I think this is a trend from psychotherapy. I need to rewatch The Century of the Self. Not that I have anything against psychotherapy or psychology and similar disciplines. It's just that according to that documentary and also according to people's misconceptions, these disciplines try to cure (fix) people who are not normal. And most fixers, even those who don't believe in psychology, go along with this trend. In reality a good psychologist doesn't try to fix a person but to help him in cooperation. One should try to understand the other person, understand why he or she goes through bad times and how that goes bad with the rest of the world, and discuss whether things could be evolved in a way that goes well enough with the individual and the society. And if it's not very possible, that's just fine, as long as the sufferer has gained a better view of where the problem lies and what are the disadvantages in this world. It's his/her own responsibility from now to choose which path to follow.
I wish I could summarize this view in a more concrete and simple to understand way. The keyword for me is approach. Do not bash the individual with what has to be done. People who are sensitive might get more saddened and dive further into negativity (thank you for "helping" :P). People who are more brute will just tell you to fuck off and then you have lost them. Attempt to listen to the individual and understand, try to imagine how they are living with their problems. Remember that the pain or anxiety they feel about things might be quite more or less strong than your own feelings. Even if we set aside the brain differences, just a different upbringing could make things more complicated and your simple logical steps might not work here.
At the end of all, don't be too obsessed about "fixing". The person might be just fine and your view about him or her might be skewed. You can approach and try to understand for bit, but then it's time to move along. Changes come slowly, you are not going to "fix" someone in one instance. And take the credit? Come on! It's the person who has slowly evolved after so many obstacles and sorrows that has succeeded into this. That's why it takes so long and that's why you can't just "fix" but only approach and maybe pass a part of your wisdom that might be naive or if it's not it takes time and it could just be an inspiration to the whole process. I think that another reason we perceive "fixing" wrongly, is every movie where at some tipping point a person reveals a deep wisdom (usually cliche stuff :) to another person, whose life suddenly changes from that particular moment. Ugh! As if all that was needed was a magic phrase! As if people could change that easily. Not taking in account the whole evolving process that should take in order for a person to change his habits or character. (and one could actually argue that he observed a sudden change in one of his friends or relatives, it is only external in my opinion and I believe there has to be a long hidden history of internal evolving process that lead to these results)

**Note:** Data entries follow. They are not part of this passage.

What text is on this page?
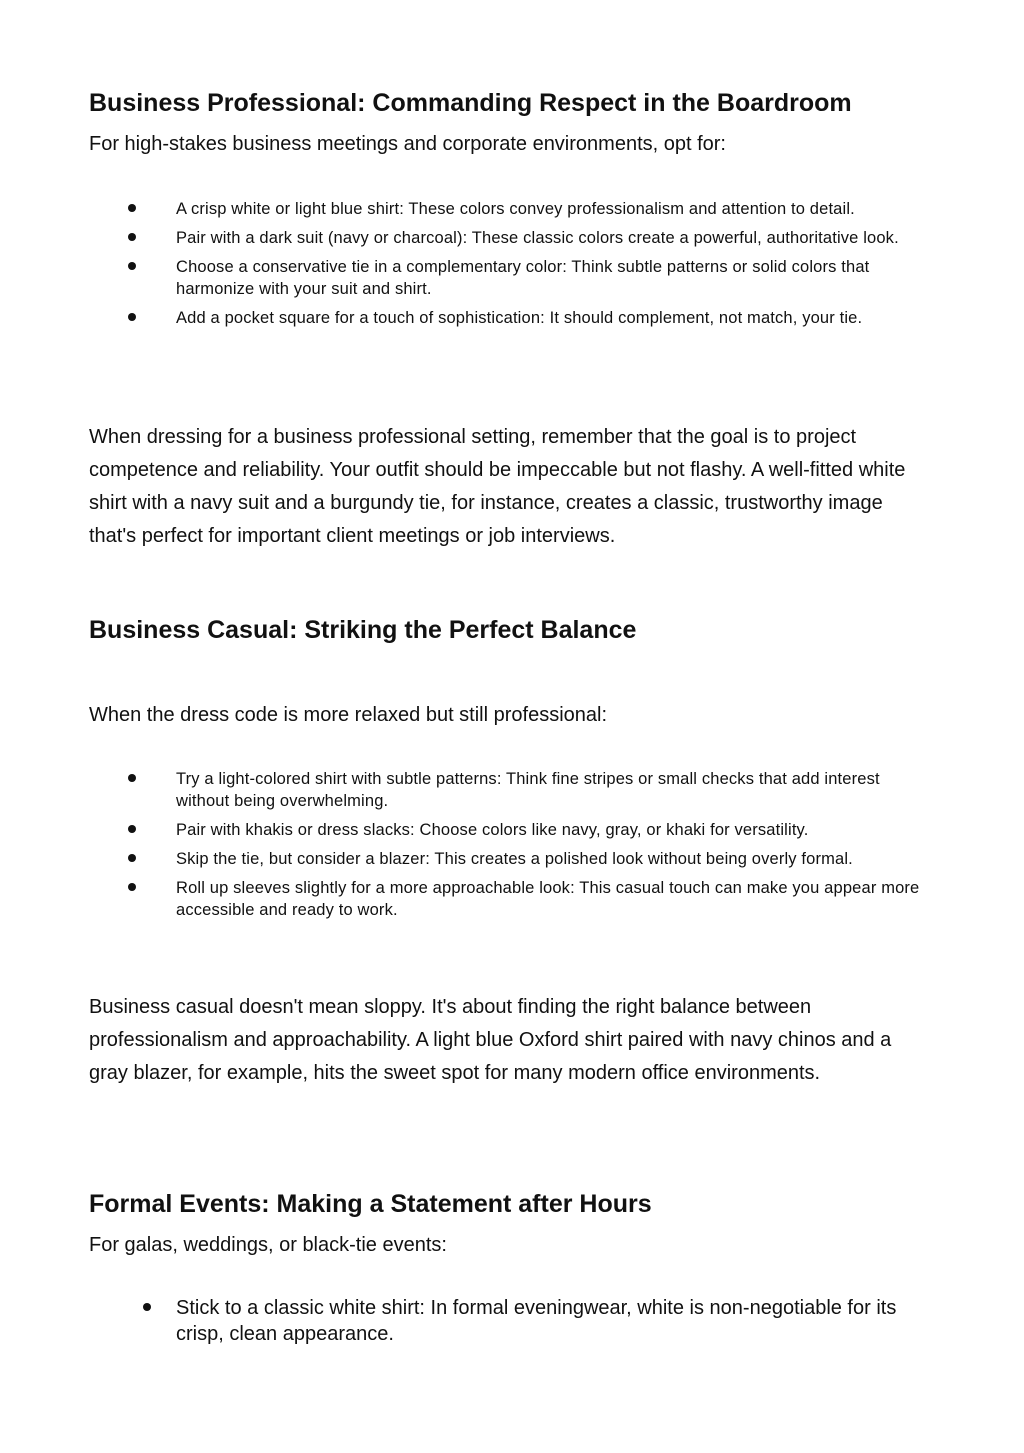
Business Professional: Commanding Respect in the Boardroom

For high-stakes business meetings and corporate environments, opt for:

A crisp white or light blue shirt: These colors convey professionalism and attention to detail.
Pair with a dark suit (navy or charcoal): These classic colors create a powerful, authoritative look.
Choose a conservative tie in a complementary color: Think subtle patterns or solid colors that harmonize with your suit and shirt.
Add a pocket square for a touch of sophistication: It should complement, not match, your tie.

When dressing for a business professional setting, remember that the goal is to project competence and reliability. Your outfit should be impeccable but not flashy. A well-fitted white shirt with a navy suit and a burgundy tie, for instance, creates a classic, trustworthy image that's perfect for important client meetings or job interviews.

Business Casual: Striking the Perfect Balance

When the dress code is more relaxed but still professional:

Try a light-colored shirt with subtle patterns: Think fine stripes or small checks that add interest without being overwhelming.
Pair with khakis or dress slacks: Choose colors like navy, gray, or khaki for versatility.
Skip the tie, but consider a blazer: This creates a polished look without being overly formal.
Roll up sleeves slightly for a more approachable look: This casual touch can make you appear more accessible and ready to work.

Business casual doesn't mean sloppy. It's about finding the right balance between professionalism and approachability. A light blue Oxford shirt paired with navy chinos and a gray blazer, for example, hits the sweet spot for many modern office environments.

Formal Events: Making a Statement after Hours

For galas, weddings, or black-tie events:

Stick to a classic white shirt: In formal eveningwear, white is non-negotiable for its crisp, clean appearance.
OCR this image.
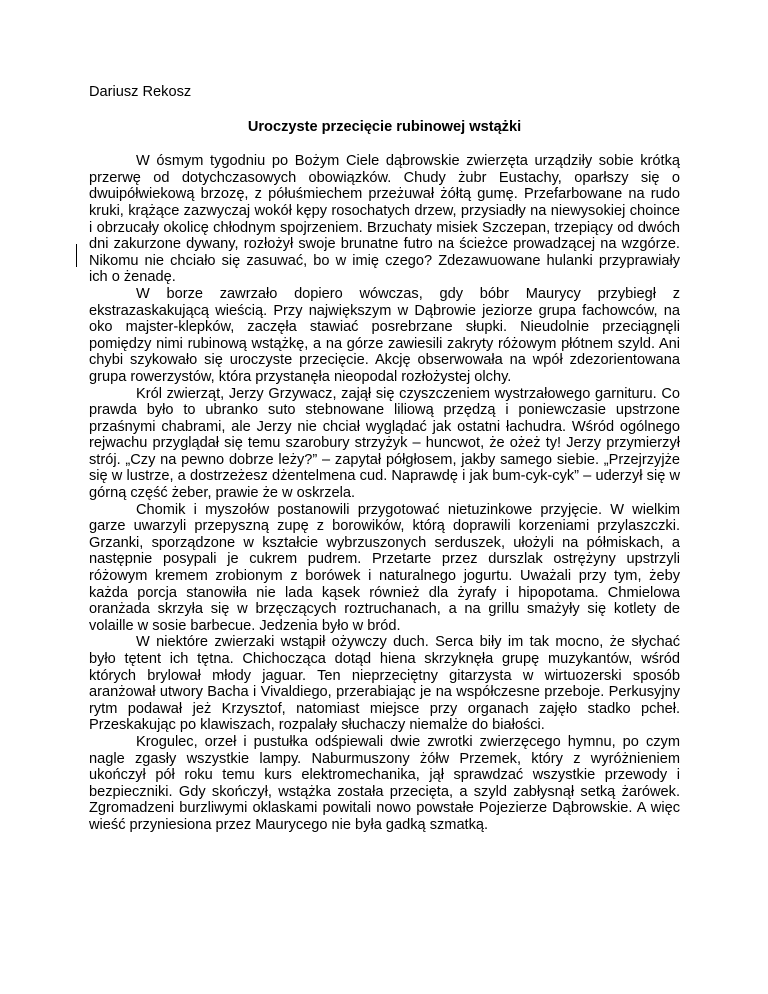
Dariusz Rekosz

Uroczyste przecięcie rubinowej wstążki

W ósmym tygodniu po Bożym Ciele dąbrowskie zwierzęta urządziły sobie krótką przerwę od dotychczasowych obowiązków. Chudy żubr Eustachy, oparłszy się o dwuipółwiekową brzozę, z półuśmiechem przeżuwał żółtą gumę. Przefarbowane na rudo kruki, krążące zazwyczaj wokół kępy rosochatych drzew, przysiadły na niewysokiej choince i obrzucały okolicę chłodnym spojrzeniem. Brzuchaty misiek Szczepan, trzepiący od dwóch dni zakurzone dywany, rozłożył swoje brunatne futro na ścieżce prowadzącej na wzgórze. Nikomu nie chciało się zasuwać, bo w imię czego? Zdezawuowane hulanki przyprawiały ich o żenadę.

W borze zawrzało dopiero wówczas, gdy bóbr Maurycy przybiegł z ekstrazaskakującą wieścią. Przy największym w Dąbrowie jeziorze grupa fachowców, na oko majster-klepków, zaczęła stawiać posrebrzane słupki. Nieudolnie przeciągnęli pomiędzy nimi rubinową wstążkę, a na górze zawiesili zakryty różowym płótnem szyld. Ani chybi szykowało się uroczyste przecięcie. Akcję obserwowała na wpół zdezorientowana grupa rowerzystów, która przystanęła nieopodal rozłożystej olchy.

Król zwierząt, Jerzy Grzywacz, zajął się czyszczeniem wystrzałowego garnituru. Co prawda było to ubranko suto stebnowane liliową przędzą i poniewczasie upstrzone przaśnymi chabrami, ale Jerzy nie chciał wyglądać jak ostatni łachudra. Wśród ogólnego rejwachu przyglądał się temu szarobury strzyżyk – huncwot, że ożeż ty! Jerzy przymierzył strój. „Czy na pewno dobrze leży?” – zapytał półgłosem, jakby samego siebie. „Przejrzyjże się w lustrze, a dostrzeżesz dżentelmena cud. Naprawdę i jak bum-cyk-cyk” – uderzył się w górną część żeber, prawie że w oskrzela.

Chomik i myszołów postanowili przygotować nietuzinkowe przyjęcie. W wielkim garze uwarzyli przepyszną zupę z borowików, którą doprawili korzeniami przylaszczki. Grzanki, sporządzone w kształcie wybrzuszonych serduszek, ułożyli na półmiskach, a następnie posypali je cukrem pudrem. Przetarte przez durszlak ostrężyny upstrzyli różowym kremem zrobionym z borówek i naturalnego jogurtu. Uważali przy tym, żeby każda porcja stanowiła nie lada kąsek również dla żyrafy i hipopotama. Chmielowa oranżada skrzyła się w brzęczących roztruchanach, a na grillu smażyły się kotlety de volaille w sosie barbecue. Jedzenia było w bród.

W niektóre zwierzaki wstąpił ożywczy duch. Serca biły im tak mocno, że słychać było tętent ich tętna. Chichocząca dotąd hiena skrzyknęła grupę muzykantów, wśród których brylował młody jaguar. Ten nieprzeciętny gitarzysta w wirtuozerski sposób aranżował utwory Bacha i Vivaldiego, przerabiając je na współczesne przeboje. Perkusyjny rytm podawał jeż Krzysztof, natomiast miejsce przy organach zajęło stadko pcheł. Przeskakując po klawiszach, rozpalały słuchaczy niemalże do białości.

Krogulec, orzeł i pustułka odśpiewali dwie zwrotki zwierzęcego hymnu, po czym nagle zgasły wszystkie lampy. Naburmuszony żółw Przemek, który z wyróżnieniem ukończył pół roku temu kurs elektromechanika, jął sprawdzać wszystkie przewody i bezpieczniki. Gdy skończył, wstążka została przecięta, a szyld zabłysnął setką żarówek. Zgromadzeni burzliwymi oklaskami powitali nowo powstałe Pojezierze Dąbrowskie. A więc wieść przyniesiona przez Maurycego nie była gadką szmatką.
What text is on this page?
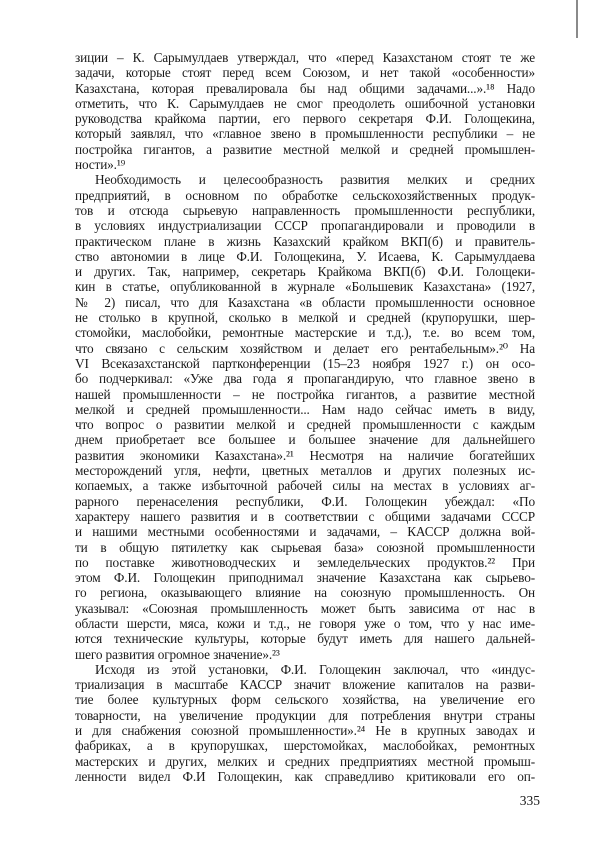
зиции – К. Сарымулдаев утверждал, что «перед Казахстаном стоят те же
задачи, которые стоят перед всем Союзом, и нет такой «особенности»
Казахстана, которая превалировала бы над общими задачами...».¹⁸ Надо
отметить, что К. Сарымулдаев не смог преодолеть ошибочной установки
руководства крайкома партии, его первого секретаря Ф.И. Голощекина,
который заявлял, что «главное звено в промышленности республики – не
постройка гигантов, а развитие местной мелкой и средней промышлен-
ности».¹⁹
Необходимость и целесообразность развития мелких и средних
предприятий, в основном по обработке сельскохозяйственных продук-
тов и отсюда сырьевую направленность промышленности республики,
в условиях индустриализации СССР пропагандировали и проводили в
практическом плане в жизнь Казахский крайком ВКП(б) и правитель-
ство автономии в лице Ф.И. Голощекина, У. Исаева, К. Сарымулдаева
и других. Так, например, секретарь Крайкома ВКП(б) Ф.И. Голощеки-
кин в статье, опубликованной в журнале «Большевик Казахстана» (1927,
№ 2) писал, что для Казахстана «в области промышленности основное
не столько в крупной, сколько в мелкой и средней (крупорушки, шер-
стомойки, маслобойки, ремонтные мастерские и т.д.), т.е. во всем том,
что связано с сельским хозяйством и делает его рентабельным».²⁰ На
VI Всеказахстанской партконференции (15–23 ноября 1927 г.) он осо-
бо подчеркивал: «Уже два года я пропагандирую, что главное звено в
нашей промышленности – не постройка гигантов, а развитие местной
мелкой и средней промышленности... Нам надо сейчас иметь в виду,
что вопрос о развитии мелкой и средней промышленности с каждым
днем приобретает все большее и большее значение для дальнейшего
развития экономики Казахстана».²¹ Несмотря на наличие богатейших
месторождений угля, нефти, цветных металлов и других полезных ис-
копаемых, а также избыточной рабочей силы на местах в условиях аг-
рарного перенаселения республики, Ф.И. Голощекин убеждал: «По
характеру нашего развития и в соответствии с общими задачами СССР
и нашими местными особенностями и задачами, – КАССР должна вой-
ти в общую пятилетку как сырьевая база» союзной промышленности
по поставке животноводческих и земледельческих продуктов.²² При
этом Ф.И. Голощекин приподнимал значение Казахстана как сырьево-
го региона, оказывающего влияние на союзную промышленность. Он
указывал: «Союзная промышленность может быть зависима от нас в
области шерсти, мяса, кожи и т.д., не говоря уже о том, что у нас име-
ются технические культуры, которые будут иметь для нашего дальней-
шего развития огромное значение».²³
Исходя из этой установки, Ф.И. Голощекин заключал, что «индус-
триализация в масштабе КАССР значит вложение капиталов на разви-
тие более культурных форм сельского хозяйства, на увеличение его
товарности, на увеличение продукции для потребления внутри страны
и для снабжения союзной промышленности».²⁴ Не в крупных заводах и
фабриках, а в крупорушках, шерстомойках, маслобойках, ремонтных
мастерских и других, мелких и средних предприятиях местной промыш-
ленности видел Ф.И Голощекин, как справедливо критиковали его оп-
335
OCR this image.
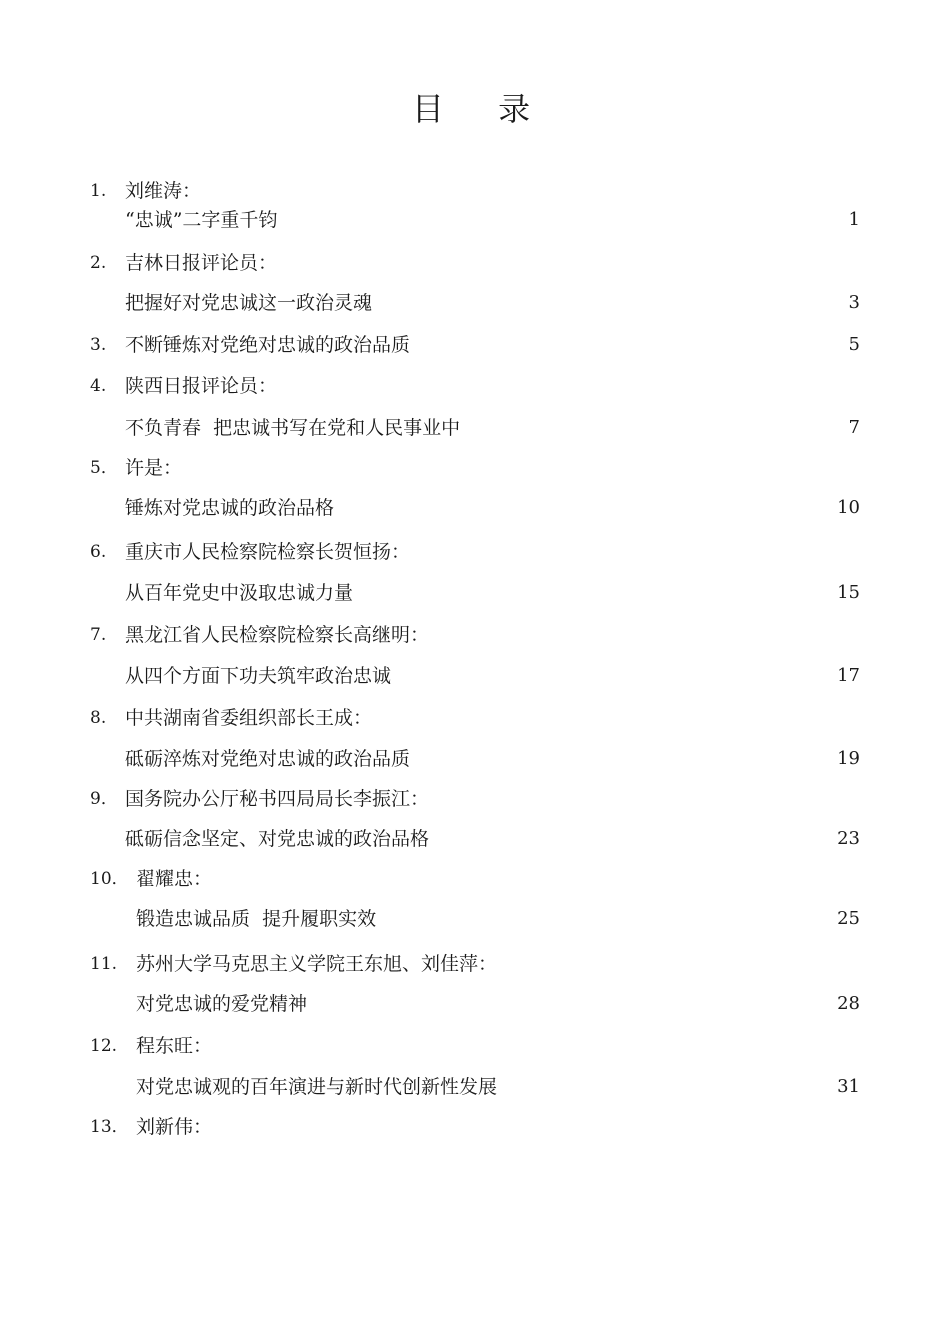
目 录
1. 刘维涛：
“忠诚”二字重千钧	1
2. 吉林日报评论员：
把握好对党忠诚这一政治灵魂	3
3. 不断锤炼对党绝对忠诚的政治品质	5
4. 陕西日报评论员：
不负青春  把忠诚书写在党和人民事业中	7
5． 许是：
锤炼对党忠诚的政治品格	10
6. 重庆市人民检察院检察长贺恒扬：
从百年党史中汲取忠诚力量	15
7. 黑龙江省人民检察院检察长高继明：
从四个方面下功夫筑牢政治忠诚	17
8. 中共湖南省委组织部长王成：
砥砺淬炼对党绝对忠诚的政治品质	19
9． 国务院办公厅秘书四局局长李振江：
砥砺信念坚定、对党忠诚的政治品格	23
10． 翟耀忠：
锻造忠诚品质  提升履职实效	25
11. 苏州大学马克思主义学院王东旭、刘佳萍：
对党忠诚的爱党精神	28
12. 程东旺：
对党忠诚观的百年演进与新时代创新性发展	31
13． 刘新伟：
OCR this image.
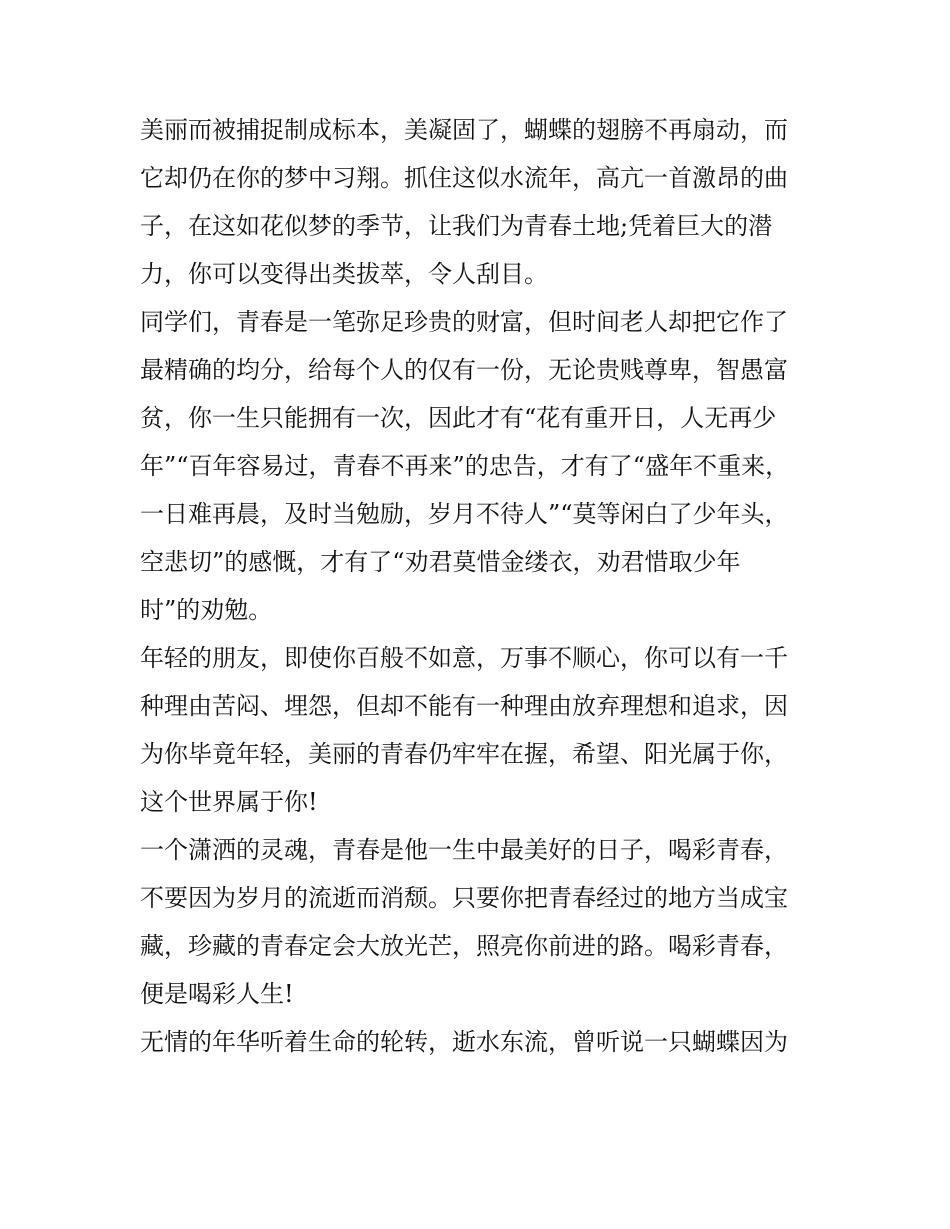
美丽而被捕捉制成标本，美凝固了，蝴蝶的翅膀不再扇动，而
它却仍在你的梦中习翔。抓住这似水流年，高亢一首激昂的曲
子，在这如花似梦的季节，让我们为青春土地;凭着巨大的潜
力，你可以变得出类拔萃，令人刮目。
同学们，青春是一笔弥足珍贵的财富，但时间老人却把它作了
最精确的均分，给每个人的仅有一份，无论贵贱尊卑，智愚富
贫，你一生只能拥有一次，因此才有“花有重开日，人无再少
年”“百年容易过，青春不再来”的忠告，才有了“盛年不重来，
一日难再晨，及时当勉励，岁月不待人”“莫等闲白了少年头，
空悲切”的感慨，才有了“劝君莫惜金缕衣，劝君惜取少年
时”的劝勉。
年轻的朋友，即使你百般不如意，万事不顺心，你可以有一千
种理由苦闷、埋怨，但却不能有一种理由放弃理想和追求，因
为你毕竟年轻，美丽的青春仍牢牢在握，希望、阳光属于你，
这个世界属于你!
一个潇洒的灵魂，青春是他一生中最美好的日子，喝彩青春，
不要因为岁月的流逝而消颓。只要你把青春经过的地方当成宝
藏，珍藏的青春定会大放光芒，照亮你前进的路。喝彩青春，
便是喝彩人生!
无情的年华听着生命的轮转，逝水东流，曾听说一只蝴蝶因为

It would be a good food for thought how to extrapolate this 'approach, understand and spark evolution' method (instead of instantly fixing) for the world. All I see around me is people bitching. Bitching about the world, about the economy, the politicians, the other people who are all wrong except the people who are bitching (that goes recursive, lol :P). I think I like the Zen way (It might be a misunderstanding of what Zen means though, just my own feeling of it) and I believe if more people tried to get hold on this then the world could easily be a better place. Don't jump instantly into fighting. Pause for a while. Be patient. Understand the world, understand the people, instead of just blaming everyone without second thought. Clear your mind and start again.